HONOLULU (KHON2) — A viewer reached out to KHON2 after noticing a long line of cars on Salt Lake Boulevard from parents waiting to pick up their kids from school.
The viewer said it was not only an inconvenience, it could also be dangerous.
The parents wait up to an hour to turn into Makalapa Elementary School.
Tiffany D’Amato is a parent who usually shows up an hour before her kids are dismissed in order to avoid being among the last in line.
She said this was not always the case. COVID-19 social distancing protocol changed how students are picked up to avoid gatherings.
“It’s because of COVID, last year the kids that were pick up were able to go out to the pick up area,” D’Amato said. “This year they have to wait until their numbers are called, so the pick up is not as quick but the school is doing it to keep the kids safe.”
Parents are only allowed to enter the drop-off and pick-up location once the dismissal bell rings.
A Department of Education (DOE) spokesperson said the school is using a new software system called iDismiss to control social distancing as students are picked up. The parent or guardian who is picking up the student will provide a code to staff at the front gate, which alerts staff in the classroom to dismiss the student.
This system keeps students socially distanced, but it also causes the long line of cars that go in both directions on Salt Lake Boulevard.

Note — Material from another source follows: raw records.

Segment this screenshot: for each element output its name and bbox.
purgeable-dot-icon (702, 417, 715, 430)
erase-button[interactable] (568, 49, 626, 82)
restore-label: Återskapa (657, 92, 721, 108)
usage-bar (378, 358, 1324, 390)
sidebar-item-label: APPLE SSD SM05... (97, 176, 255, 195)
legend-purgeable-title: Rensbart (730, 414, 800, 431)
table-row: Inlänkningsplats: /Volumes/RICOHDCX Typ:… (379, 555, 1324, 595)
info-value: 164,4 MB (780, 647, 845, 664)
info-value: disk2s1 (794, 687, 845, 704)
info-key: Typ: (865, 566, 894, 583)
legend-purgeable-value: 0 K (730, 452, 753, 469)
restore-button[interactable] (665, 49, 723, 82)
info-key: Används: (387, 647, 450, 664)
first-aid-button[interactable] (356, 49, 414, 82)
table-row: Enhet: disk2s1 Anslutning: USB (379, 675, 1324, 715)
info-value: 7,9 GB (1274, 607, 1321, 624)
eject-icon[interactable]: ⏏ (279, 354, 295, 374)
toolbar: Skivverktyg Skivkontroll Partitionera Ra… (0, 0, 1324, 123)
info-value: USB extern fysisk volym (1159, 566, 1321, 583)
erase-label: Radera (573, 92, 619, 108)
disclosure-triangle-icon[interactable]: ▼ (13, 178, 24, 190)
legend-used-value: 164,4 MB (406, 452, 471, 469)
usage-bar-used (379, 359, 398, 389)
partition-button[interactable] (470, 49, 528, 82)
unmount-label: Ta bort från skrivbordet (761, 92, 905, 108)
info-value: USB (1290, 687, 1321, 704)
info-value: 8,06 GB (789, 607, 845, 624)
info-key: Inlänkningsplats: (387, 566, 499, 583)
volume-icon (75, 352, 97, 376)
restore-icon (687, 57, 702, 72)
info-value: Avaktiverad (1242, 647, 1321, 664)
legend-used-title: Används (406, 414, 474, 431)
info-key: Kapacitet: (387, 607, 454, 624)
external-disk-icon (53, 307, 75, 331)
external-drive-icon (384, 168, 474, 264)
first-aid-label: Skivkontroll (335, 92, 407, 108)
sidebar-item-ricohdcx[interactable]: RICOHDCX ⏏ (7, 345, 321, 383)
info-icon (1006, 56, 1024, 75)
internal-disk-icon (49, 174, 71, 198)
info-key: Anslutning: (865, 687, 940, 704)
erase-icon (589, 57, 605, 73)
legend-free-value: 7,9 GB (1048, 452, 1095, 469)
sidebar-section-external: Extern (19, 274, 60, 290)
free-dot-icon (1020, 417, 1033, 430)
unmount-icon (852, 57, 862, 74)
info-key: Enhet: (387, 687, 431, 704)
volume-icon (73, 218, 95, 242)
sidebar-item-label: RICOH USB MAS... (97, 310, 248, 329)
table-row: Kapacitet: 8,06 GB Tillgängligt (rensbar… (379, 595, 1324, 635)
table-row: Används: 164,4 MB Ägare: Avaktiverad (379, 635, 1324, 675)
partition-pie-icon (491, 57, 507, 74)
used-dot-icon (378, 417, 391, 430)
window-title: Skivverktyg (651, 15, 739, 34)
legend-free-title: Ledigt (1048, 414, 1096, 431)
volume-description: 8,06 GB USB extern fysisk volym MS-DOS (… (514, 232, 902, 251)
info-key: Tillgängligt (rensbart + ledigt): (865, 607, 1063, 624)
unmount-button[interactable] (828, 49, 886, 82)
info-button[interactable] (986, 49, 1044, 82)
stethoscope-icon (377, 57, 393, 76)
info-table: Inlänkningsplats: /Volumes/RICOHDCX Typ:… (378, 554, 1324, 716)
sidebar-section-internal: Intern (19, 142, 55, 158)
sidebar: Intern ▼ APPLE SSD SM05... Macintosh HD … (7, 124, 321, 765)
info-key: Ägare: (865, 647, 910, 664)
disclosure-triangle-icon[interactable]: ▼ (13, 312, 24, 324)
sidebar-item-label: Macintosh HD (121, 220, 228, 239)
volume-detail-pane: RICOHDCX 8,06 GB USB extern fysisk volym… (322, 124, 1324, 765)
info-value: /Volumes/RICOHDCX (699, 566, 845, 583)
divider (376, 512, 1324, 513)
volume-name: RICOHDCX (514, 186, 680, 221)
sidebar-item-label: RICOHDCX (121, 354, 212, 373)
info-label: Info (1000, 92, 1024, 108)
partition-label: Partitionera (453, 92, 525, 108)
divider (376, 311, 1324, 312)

The DOE spokesperson said the school is already maximizing its drop-off and pick-up site in order to allow the greatest number of cars to enter campus and get them off the road. The DOE says it will remind parents and work with HPD to address reports of cars lining up early or blocking traffic.
KHON2 also reached out to the Honolulu Police Department (HPD) to address the viewer’s concerns.
An HPD spokesperson said in statement, “HPD has not received complaints about traffic from the general public. We encourage parents to work with school officials on a pick-up arrangement that is safe for the students and their families.”
The DOE reminds motorists and neighbors to be aware of increasing traffic during the mornings and afternoons as more students return to in-person learning.